Meyvisch Paul, Alonso Ariel, Van der Elst Wim, Molenberghs Geert
Galapagos NV, Mechelen, Belgium.
I-BioStat, KU Leuven, Belgium.
Pharm Stat. 2019 May;18(3):304-315. doi: 10.1002/pst.1924. Epub 2018 Dec 21.
The individual causal association (ICA) has recently been introduced as a metric of surrogacy in a causal-inference framework. The ICA is defined on the unit interval and quantifies the association between the individual causal effect on the surrogate (ΔS) and true (ΔT) endpoint. In addition, the ICA offers a general assessment of the surrogate predictive value, taking value 1 when there is a deterministic relationship between ΔT and ΔS, and value 0 when both causal effects are independent. However, when one moves away from the previous two extreme scenarios, the interpretation of the ICA becomes challenging. In the present work, a new metric of surrogacy, the minimum probability of a prediction error (PPE), is introduced when both endpoints are binary, ie, the probability of erroneously predicting the value of ΔT using ΔS. Although the PPE has a more straightforward interpretation than the ICA, its magnitude is bounded above by a quantity that depends on the true endpoint. For this reason, the reduction in prediction error (RPE) attributed to the surrogate is defined. The RPE always lies in the unit interval, taking value 1 if prediction is perfect and 0 if ΔS conveys no information on ΔT. The methodology is illustrated using data from two clinical trials and a user-friendly R package Surrogate is provided to carry out the validation exercise.

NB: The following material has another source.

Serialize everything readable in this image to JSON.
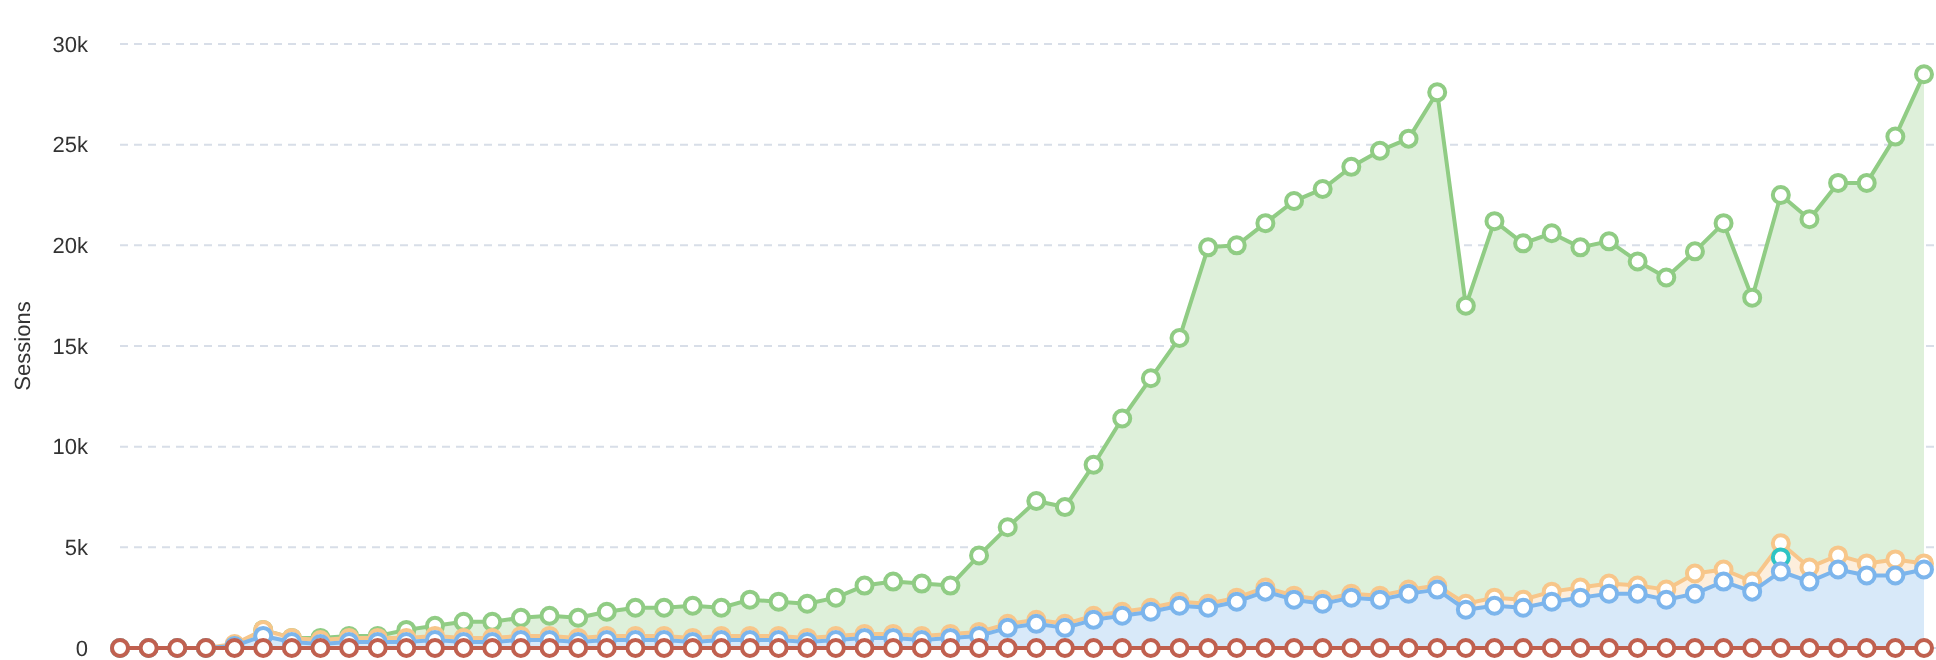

个体因果关联(ICA)最近在因果推断框架中被引入作为替代指标。ICA在单位区间上定义,量化了个体对替代指标(ΔS)的因果效应与真实(ΔT)终点之间的关联。此外,ICA提供了对替代指标预测价值的一般评估,当ΔT和ΔS之间存在确定性关系时取值为1,当两个因果效应独立时取值为0。然而,当偏离前两种极端情况时,ICA的解释变得具有挑战性。在本研究中,当两个终点均为二元变量时,即使用ΔS错误预测ΔT值的概率,引入了一种新的替代指标——预测误差最小概率(PPE)。尽管PPE的解释比ICA更直接,但其大小以上界为一个取决于真实终点的量。因此,定义了归因于替代指标的预测误差减少量(RPE)。RPE始终位于单位区间内,如果预测完美则取值为1,如果ΔS没有传达关于ΔT的任何信息则取值为0。使用来自两项临床试验的数据说明了该方法,并提供了一个用户友好的R包Surrogate来进行验证。